Par adminDernière modification 18/10/2007 14:55

À propos de la contribution de Denis Meuret : Le déclin de l'institution en France et aux États-Unis, gouvernement de l'École et modèles politiques d'éducation.

Entretien au Café Pédagogique


Cette comparaison entre les systèmes éducatifs français et américain oppose leurs deux finalités : le dessillement ici, l'empowerment là-bas. Pour vous il s'agit bien de systèmes politiques opposés issus de 2 philosophies : celles de Durkheim et de Dewey. Quelles conceptions contiennent ces deux termes ?

Je ne suis pas sûr que Dewey lui-même utilise le terme d'empowerment, mais il m'a semblé, en effet, pouvoir synthétiser ainsi l'ambition de l'école selon Dewey.
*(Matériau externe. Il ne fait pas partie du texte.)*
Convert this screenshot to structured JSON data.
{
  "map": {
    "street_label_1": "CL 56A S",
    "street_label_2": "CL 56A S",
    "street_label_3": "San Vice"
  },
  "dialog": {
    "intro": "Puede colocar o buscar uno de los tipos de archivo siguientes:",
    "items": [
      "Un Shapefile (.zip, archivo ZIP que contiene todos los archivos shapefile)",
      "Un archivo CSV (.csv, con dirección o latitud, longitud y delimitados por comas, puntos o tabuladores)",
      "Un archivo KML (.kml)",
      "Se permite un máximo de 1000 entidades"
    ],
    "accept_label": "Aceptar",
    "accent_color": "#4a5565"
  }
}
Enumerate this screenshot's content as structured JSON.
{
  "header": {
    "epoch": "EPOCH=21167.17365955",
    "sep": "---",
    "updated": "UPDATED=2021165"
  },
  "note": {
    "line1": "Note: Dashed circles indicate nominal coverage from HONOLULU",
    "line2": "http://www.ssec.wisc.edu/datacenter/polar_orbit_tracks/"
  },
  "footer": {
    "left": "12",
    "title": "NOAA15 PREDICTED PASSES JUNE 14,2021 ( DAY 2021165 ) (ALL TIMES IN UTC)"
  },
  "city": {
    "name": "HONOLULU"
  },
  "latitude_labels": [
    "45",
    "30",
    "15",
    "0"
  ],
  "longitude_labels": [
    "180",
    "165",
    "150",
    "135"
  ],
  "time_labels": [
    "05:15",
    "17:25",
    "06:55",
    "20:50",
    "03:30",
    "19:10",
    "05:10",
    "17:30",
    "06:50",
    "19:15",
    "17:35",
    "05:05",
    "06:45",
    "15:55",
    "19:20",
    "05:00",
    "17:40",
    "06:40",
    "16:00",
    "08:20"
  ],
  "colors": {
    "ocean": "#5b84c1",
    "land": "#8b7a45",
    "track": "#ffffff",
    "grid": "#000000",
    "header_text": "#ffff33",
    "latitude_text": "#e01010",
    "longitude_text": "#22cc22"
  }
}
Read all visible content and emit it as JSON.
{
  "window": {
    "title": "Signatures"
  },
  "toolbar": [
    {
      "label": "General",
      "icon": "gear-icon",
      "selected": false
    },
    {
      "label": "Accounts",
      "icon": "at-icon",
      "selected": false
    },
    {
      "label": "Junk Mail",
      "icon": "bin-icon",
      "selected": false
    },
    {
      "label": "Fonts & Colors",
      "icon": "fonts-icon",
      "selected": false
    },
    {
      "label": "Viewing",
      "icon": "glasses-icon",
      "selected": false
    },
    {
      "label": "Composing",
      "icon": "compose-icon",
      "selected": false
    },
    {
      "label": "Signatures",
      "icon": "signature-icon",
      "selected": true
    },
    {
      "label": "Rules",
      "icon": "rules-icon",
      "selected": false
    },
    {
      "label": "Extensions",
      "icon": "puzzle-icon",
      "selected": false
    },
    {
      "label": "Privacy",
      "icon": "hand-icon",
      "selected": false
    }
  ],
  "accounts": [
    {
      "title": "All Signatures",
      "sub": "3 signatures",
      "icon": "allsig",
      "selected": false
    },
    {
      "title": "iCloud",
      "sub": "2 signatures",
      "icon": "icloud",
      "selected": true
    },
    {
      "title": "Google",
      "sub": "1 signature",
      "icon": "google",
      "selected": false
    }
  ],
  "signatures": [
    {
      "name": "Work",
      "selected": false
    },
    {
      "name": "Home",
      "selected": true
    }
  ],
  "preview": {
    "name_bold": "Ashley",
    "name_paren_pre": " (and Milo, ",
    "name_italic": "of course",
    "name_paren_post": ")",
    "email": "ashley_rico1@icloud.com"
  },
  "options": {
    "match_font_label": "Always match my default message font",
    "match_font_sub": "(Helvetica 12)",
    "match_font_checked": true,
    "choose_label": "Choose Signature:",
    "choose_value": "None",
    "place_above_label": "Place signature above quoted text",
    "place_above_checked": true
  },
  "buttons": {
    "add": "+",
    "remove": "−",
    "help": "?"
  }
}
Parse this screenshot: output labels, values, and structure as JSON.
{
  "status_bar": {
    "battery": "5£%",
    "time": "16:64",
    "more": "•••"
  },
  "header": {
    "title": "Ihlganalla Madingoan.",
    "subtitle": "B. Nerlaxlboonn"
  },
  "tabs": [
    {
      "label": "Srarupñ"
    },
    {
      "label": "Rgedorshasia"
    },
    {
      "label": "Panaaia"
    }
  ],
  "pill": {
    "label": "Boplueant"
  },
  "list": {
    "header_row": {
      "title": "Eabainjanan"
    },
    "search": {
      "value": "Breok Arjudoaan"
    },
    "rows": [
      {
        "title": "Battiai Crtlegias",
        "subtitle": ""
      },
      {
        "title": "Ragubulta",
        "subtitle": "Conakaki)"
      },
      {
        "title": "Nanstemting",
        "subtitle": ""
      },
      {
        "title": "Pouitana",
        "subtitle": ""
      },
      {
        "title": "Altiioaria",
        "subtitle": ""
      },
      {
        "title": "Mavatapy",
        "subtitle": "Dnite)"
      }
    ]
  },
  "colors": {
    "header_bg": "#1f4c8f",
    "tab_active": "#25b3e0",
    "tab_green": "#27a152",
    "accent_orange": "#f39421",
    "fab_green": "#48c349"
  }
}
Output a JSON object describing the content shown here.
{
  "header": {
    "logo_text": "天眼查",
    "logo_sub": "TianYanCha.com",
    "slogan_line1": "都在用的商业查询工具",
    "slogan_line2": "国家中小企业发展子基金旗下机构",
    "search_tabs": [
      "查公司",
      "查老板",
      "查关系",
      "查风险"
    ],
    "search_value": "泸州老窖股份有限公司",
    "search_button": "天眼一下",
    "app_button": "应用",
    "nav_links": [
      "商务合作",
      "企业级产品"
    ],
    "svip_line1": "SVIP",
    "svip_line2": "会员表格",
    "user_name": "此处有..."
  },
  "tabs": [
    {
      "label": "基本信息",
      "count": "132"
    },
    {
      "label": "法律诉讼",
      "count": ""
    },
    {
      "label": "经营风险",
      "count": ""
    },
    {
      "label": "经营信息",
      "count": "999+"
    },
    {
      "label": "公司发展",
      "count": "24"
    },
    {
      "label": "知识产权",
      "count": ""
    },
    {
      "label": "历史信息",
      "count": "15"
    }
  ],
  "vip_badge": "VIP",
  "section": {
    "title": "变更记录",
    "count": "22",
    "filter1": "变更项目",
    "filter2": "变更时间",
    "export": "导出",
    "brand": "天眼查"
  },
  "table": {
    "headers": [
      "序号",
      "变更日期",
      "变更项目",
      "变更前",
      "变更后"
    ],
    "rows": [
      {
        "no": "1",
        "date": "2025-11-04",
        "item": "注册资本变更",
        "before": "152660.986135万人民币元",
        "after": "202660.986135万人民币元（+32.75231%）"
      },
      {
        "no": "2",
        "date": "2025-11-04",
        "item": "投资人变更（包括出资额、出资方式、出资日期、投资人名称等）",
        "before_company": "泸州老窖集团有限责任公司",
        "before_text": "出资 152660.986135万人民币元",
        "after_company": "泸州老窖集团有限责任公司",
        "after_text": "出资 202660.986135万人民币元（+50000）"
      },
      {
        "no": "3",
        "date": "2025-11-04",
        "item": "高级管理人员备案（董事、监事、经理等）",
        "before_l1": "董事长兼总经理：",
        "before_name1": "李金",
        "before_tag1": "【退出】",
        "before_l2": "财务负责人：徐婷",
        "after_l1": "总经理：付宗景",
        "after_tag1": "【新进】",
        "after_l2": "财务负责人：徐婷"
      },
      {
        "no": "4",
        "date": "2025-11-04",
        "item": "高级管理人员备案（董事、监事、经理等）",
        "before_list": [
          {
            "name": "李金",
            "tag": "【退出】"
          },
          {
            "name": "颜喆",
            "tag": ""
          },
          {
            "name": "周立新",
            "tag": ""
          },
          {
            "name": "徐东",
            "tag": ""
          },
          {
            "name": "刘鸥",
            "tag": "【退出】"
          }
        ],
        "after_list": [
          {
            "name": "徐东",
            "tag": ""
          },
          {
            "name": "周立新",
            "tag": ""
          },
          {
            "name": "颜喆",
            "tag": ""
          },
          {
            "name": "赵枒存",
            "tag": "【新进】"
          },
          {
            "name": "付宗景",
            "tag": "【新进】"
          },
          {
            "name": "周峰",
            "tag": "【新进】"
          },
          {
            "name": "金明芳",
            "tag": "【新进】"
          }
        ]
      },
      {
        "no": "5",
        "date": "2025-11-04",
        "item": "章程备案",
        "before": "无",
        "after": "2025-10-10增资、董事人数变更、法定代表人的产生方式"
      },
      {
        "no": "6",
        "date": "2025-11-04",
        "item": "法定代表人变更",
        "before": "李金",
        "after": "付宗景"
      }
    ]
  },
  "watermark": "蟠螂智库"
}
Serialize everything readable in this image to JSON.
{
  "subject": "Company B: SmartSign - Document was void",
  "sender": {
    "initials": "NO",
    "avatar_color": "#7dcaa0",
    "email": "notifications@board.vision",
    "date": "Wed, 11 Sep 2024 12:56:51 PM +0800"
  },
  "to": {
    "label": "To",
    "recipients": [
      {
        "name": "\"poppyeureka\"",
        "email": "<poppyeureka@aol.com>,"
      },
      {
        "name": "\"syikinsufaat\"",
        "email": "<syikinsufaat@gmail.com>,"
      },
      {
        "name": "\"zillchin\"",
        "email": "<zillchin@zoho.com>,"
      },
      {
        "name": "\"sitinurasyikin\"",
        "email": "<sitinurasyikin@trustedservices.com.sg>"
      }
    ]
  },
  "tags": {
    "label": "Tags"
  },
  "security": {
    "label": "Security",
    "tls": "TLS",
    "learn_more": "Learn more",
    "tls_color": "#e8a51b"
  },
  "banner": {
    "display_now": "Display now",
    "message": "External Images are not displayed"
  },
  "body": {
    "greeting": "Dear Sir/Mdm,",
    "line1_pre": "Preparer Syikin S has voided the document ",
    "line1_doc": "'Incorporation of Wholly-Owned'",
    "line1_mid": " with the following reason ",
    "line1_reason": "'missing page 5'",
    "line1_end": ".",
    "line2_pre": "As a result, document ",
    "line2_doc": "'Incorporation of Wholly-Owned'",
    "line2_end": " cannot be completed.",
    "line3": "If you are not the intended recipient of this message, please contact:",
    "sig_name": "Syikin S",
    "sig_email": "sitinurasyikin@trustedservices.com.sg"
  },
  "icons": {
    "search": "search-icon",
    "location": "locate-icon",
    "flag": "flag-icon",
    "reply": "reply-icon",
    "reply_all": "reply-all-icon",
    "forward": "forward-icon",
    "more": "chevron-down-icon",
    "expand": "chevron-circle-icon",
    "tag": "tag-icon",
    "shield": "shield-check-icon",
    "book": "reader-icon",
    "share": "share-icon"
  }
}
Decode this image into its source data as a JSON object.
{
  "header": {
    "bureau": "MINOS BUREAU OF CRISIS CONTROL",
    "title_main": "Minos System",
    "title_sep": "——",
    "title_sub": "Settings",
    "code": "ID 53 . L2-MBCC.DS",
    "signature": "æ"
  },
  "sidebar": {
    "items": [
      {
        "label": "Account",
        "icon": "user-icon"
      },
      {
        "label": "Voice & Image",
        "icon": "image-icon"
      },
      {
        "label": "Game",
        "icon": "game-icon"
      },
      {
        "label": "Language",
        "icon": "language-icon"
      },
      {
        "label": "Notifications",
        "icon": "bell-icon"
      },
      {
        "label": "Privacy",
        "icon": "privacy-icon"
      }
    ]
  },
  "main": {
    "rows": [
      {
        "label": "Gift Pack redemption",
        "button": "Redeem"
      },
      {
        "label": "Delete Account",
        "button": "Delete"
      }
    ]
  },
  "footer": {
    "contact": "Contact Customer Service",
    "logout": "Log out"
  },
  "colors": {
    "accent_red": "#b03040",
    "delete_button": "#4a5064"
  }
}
Linda Darling-Hamond, une des continuatrices actuelle de Dewey écrit que l'école doit «provide most americans with an empowering and equitable education 1 »  Une telle éducation, poursuit-elle, réclame des situations d'apprentissage « riches, actives, permettant de comprendre en profondeur », une école qui prépare les élèves à des « interactions sociales constructives et à prendre des décisions avec les autres ». Dewey lui-même nous indique comment comprendre empowerment , à mon sens, en disant que l'éducation doit s'appuyer sur l'expérience, mais que seules éduquent les expériences qui « permettent d'avoir des expériences plus riches dans le futur 2 ». L'école doit permettre à ses élèves une vie plus riche, maintenant et plus tard. Cela s'appuie sur une prémisse : La qualité de la démocratie elle même est liée, à travers l'intensité des échanges, à la richesse des expériences de chacun. Une démocratie de qualité est sans doute l'objectif deweyen que l'école américaine a le plus repris à son compte. A la différence de ce qu'on considère en France, la poursuite de cet objectif civique ne suppose pas que l'école refuse de viser l'insertion dans le monde économique : les échanges économiques, le travail- la capacité qu'on a de l'exercer, le comprendre, d'y déployer son ingéniosité, son intelligence, son courage, son autonomie- font partie de l'expérience, ni plus ni moins que les expériences esthétiques, morales, sociales, que l'école doit aussi viser à rendre plus riches. Empowerment, cela signifie, accroître le pouvoir, la capacité de, celle de ressentir le monde plus profondément aussi bien que celle de le comprendre et de le transformer.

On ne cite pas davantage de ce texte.